21 Ekim 2012 Pazar

Klozet Candır...


Uyanmıştım. Daha doğrusu göz kapaklarımın arasından sızan floresan, göz bebeklerime optik bir tecavüz girişiminde bulunmaktaydı. Önce çok tedirgin oldum. Zira nerede olduğuma dair bir fikrim yoktu. Her şeyi geçtim ben uyurken ışıkları kim yakmıştı? bu münasebetsiz hareketin sorumlusu kimdi? Bu sorunun cevabını aramak için gözlerimi açtığımda kendimi bir ranzanın alt katında buldum. Bir an askerde olduğum aklıma geldi. Askerdeydim ama saat daha sabahın 6 sı bile olmamıştı! Üstelik gece 1 e doğru uyumuştuk. Ayıptı! Günahtı! Bir yerlerde suçtu! tamam her hangi bir yerde kanunen suç olmasa dahi insan haklarına aykırı olduğuna kalıbımı basardım!
Hele ardından gelen “koğuş kalk” bağırtısı olur şey değildi! Tamam öperek uyandırmalarını beklemiyordum ama floresan ışığın üstüne o bağırtı.. işte o an ölmek istedim.
Ve “sabahın 5’inde floresan lamba ile güne başlamak” gibi yeni, nur topu gibi bir mutsuzluk tanımım oldu.

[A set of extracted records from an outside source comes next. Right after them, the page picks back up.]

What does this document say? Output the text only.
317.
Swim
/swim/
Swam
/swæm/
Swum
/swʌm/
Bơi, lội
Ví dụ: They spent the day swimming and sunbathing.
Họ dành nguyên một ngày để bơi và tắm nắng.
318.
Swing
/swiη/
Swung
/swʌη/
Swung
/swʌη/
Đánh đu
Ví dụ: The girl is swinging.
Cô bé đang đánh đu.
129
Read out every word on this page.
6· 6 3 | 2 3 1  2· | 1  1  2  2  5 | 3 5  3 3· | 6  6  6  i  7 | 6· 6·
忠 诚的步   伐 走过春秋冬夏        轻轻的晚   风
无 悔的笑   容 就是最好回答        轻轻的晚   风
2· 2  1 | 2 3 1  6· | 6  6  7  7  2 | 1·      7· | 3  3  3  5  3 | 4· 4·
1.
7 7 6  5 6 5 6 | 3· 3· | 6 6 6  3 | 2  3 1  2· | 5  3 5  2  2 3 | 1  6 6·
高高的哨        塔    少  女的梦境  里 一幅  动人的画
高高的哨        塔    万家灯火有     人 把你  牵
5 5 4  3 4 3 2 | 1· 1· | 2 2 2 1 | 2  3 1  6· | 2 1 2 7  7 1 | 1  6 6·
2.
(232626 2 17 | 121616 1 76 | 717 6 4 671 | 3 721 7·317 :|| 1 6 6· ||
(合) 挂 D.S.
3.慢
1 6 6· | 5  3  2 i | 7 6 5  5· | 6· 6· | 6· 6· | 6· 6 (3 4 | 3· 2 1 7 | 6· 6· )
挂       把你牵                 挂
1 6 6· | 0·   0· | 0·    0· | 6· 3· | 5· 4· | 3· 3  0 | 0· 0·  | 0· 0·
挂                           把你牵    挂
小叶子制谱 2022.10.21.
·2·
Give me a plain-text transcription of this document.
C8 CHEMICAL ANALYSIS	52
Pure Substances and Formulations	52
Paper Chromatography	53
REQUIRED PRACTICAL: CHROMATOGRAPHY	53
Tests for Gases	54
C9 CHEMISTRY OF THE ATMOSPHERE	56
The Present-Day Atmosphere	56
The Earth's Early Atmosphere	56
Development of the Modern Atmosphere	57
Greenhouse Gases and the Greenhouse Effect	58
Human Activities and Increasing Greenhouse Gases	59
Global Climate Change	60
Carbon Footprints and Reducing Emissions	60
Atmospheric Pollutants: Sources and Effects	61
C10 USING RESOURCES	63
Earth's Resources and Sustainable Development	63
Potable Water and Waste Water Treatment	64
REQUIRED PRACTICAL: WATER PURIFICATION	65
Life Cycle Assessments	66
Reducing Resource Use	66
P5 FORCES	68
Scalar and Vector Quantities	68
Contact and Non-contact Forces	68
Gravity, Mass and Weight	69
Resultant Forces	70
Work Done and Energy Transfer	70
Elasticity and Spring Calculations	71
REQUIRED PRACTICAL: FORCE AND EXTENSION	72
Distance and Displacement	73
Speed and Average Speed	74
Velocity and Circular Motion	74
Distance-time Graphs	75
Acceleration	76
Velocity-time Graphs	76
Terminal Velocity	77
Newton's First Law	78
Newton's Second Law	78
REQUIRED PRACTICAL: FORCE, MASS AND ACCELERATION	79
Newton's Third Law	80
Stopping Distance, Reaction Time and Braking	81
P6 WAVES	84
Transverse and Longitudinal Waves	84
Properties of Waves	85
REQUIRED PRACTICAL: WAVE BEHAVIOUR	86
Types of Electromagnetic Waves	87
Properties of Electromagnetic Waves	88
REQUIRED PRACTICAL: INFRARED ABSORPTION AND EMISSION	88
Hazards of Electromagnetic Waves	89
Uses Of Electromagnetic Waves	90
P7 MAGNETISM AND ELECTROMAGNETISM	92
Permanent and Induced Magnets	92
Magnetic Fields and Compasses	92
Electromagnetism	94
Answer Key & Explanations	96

İçimdeki ölme isteğine rağmen kalkmak zorunda olduğum aşikardı. Ama 4 saatlik uyku ve yaşadığım şoktan dolayı yeni doğmuş bir antilop yavrusunun gücüne sahiptim. onlar gibi  kafamı kaldırmaya çalıştım önce, ama kafam her zaman biraz büyük olduğundan önce o kısmımın kalkmayacağını kafam yastığa geri gömülünce anladım. Önce sol bacak ve kolla kalkmayı denedim ve bi gayret kalktım.
Çevremdeki herkeste bir telaş vardı. 6.30 da aşağıda olmalıydık. Kıyafetler giyilecek, botlar bağlanacak, traş olunacak vs. ve tabi ki benim sabah 9 akşam 5 memur zihniyetiyle çalışan sindirim sistemimin de üstesinden gelmem gerekecekti. Eğer şimdi yapmazsam 9’a doğru alacaklı gibi kapıya dayanacak ve beni zor duruma düşürecekti. Çünkü bilindiği üzere Türk askeri uyumaz,acıkmaz,susamaz hatta tuvalete bile gitmez! Ama bu bendim işte..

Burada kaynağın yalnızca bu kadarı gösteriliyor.